I was going to go to the high school, but I knew I couldn't show my face to Gonzo or Darla. I would have broke down. I had a sub job to sub for band today. I had an easy day freezing my ass off while the kids spray painted their flutes they made earlier in the week. The cold and necessity to monitor the kids constantly kept my mind off of the whole thing. At lunch my mom and Linda asked me what was going on. I said there wasn't a problem and I was having a good day because the students have been pretty well behaved given that it was the last day before break.

On the way home I told my mom what happened and she was upset and defended me; despite the fact it would do no good. We have to hide it from my dad for the time-being.

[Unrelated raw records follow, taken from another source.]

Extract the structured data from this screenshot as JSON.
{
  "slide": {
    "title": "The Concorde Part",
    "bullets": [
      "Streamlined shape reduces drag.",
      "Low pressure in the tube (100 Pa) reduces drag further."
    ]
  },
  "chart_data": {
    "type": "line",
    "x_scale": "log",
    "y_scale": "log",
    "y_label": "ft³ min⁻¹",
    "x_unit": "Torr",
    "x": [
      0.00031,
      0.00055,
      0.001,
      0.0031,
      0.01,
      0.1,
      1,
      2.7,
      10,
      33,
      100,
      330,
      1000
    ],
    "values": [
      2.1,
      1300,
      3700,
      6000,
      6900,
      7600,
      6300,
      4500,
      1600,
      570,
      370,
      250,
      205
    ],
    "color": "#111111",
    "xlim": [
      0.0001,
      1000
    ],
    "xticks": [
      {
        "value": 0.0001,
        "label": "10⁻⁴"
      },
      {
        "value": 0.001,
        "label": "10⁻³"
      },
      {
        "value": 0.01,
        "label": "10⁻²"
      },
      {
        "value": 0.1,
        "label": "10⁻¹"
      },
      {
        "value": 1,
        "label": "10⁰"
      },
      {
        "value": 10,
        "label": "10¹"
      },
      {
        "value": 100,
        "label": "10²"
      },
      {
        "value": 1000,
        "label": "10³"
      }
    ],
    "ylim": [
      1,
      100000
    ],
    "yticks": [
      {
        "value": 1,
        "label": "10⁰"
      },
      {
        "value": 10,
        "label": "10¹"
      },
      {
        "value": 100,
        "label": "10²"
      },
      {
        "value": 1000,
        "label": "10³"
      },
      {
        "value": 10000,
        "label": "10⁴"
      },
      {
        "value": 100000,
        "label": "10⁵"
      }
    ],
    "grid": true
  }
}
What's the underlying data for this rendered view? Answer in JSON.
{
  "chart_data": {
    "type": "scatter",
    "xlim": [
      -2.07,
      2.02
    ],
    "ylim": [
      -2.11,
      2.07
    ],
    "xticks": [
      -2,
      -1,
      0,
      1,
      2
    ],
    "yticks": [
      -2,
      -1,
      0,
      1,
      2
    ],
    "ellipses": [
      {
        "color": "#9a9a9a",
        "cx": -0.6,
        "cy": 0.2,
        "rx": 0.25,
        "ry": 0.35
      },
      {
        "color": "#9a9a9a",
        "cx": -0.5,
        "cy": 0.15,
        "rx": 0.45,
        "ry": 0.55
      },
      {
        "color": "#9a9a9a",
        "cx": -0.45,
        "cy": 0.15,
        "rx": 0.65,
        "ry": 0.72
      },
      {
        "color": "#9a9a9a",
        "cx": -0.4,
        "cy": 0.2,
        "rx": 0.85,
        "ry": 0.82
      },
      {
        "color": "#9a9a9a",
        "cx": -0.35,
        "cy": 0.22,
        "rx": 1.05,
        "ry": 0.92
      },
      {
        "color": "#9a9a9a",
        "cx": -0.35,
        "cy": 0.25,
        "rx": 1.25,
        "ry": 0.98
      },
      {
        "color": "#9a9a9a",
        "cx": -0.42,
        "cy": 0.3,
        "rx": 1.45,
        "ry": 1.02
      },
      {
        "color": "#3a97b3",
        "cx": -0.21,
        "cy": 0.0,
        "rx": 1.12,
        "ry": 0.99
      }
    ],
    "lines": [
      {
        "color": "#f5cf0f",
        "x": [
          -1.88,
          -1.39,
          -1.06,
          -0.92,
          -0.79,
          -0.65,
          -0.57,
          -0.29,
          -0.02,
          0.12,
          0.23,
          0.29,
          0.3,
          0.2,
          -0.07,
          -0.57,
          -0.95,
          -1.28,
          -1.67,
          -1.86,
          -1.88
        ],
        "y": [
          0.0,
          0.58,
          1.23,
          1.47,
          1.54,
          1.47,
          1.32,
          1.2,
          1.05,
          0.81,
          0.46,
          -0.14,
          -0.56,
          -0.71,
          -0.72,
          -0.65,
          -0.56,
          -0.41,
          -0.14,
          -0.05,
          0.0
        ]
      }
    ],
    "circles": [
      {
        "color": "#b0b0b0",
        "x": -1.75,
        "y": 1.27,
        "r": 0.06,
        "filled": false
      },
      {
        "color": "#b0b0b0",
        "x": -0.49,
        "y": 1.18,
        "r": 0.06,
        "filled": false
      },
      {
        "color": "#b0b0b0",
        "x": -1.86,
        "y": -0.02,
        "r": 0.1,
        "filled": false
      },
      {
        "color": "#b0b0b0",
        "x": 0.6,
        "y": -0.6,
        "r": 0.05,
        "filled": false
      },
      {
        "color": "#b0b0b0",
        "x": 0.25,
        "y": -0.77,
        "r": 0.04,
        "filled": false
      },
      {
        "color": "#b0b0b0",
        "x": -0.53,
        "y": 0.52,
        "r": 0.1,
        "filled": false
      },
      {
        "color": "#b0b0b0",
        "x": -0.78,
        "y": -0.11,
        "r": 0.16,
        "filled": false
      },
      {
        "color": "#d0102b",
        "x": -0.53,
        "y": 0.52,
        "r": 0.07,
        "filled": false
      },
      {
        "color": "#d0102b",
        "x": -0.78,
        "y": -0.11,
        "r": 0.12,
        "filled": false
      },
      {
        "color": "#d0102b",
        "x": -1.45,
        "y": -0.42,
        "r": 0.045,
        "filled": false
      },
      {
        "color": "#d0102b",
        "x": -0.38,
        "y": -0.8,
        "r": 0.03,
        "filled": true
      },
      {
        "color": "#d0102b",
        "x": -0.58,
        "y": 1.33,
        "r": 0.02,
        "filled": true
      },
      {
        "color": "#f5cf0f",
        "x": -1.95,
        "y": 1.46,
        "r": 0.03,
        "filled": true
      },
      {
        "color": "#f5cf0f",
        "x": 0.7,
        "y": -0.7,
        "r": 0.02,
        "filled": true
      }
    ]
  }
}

I go to LA Fitness tonight to workout and use some of my anger at the gym beating myself up. I am about a mile away and I realize Gonzo is working. I was about to turn around and go back home where my sister is, but decide to go. Gonzo has never seen me cry. I decide to put on my best face and walk in. I try to smile and she waves and smiles. She says hello and the words don't come out. I whisper "hello." She quickly adjusts her expression and asks what is going on. I said "nothing" and went to work out. Her texts come and she asks what's going on. I hint around the bush that it was my sister's texts coming back to get me again. We chat some more and the The Guy calls. I debated taking his call. I have had a lump in my throat the other day and when he called I still did. He left me a voicemail just saying to defend myself and tell Mike that we were both victims and it has hurt both of us, but I hope he can forgive. I would have been ok if he had just not invited me because I understand he is hurt, but to go out of his way and involve other people, plus talk badly about me, two wrongs don't make a right etc. etc. Hung around for about an hour or so working out/texting Gonzo. Then as I leave I was able to muster up a "goodbye" and tell her how embarrassed I was about her seeing me like this.

Tonight I'm just still feeling really hurt, but I talked with a couple friends online who do not know Mike, so I'm doing ok. A part of me just feels hurt. Hurt about the childish games. Hurt about the way Mike is handling this. Hurt that Mike, Mike, and Steve probably aren't the great friends they seemed to be. Hurt about the way the other people are treating this and not contacting me to see what is going on. Lost in that I've completely lost most of my high school friends, and maybe it is time to sever these contacts, but these are the people I associate with here in my city.

2 comments:

Aek said...

Your sister is unbelievable sometimes, and I mean that literally.

I'm sorry that you had such a rough day. :( You'd think that your friends would know you better than that, better than that text your sister sent.

People are funny creatures. *hugs* I hope things get better for you. Enjoy the holidays!! :)

Crap Newsman said...

I thought your sister sent a letter to everyone? Why not talk to him? Explain everything? It's worth a try. You've got nothing to lose now, anyway.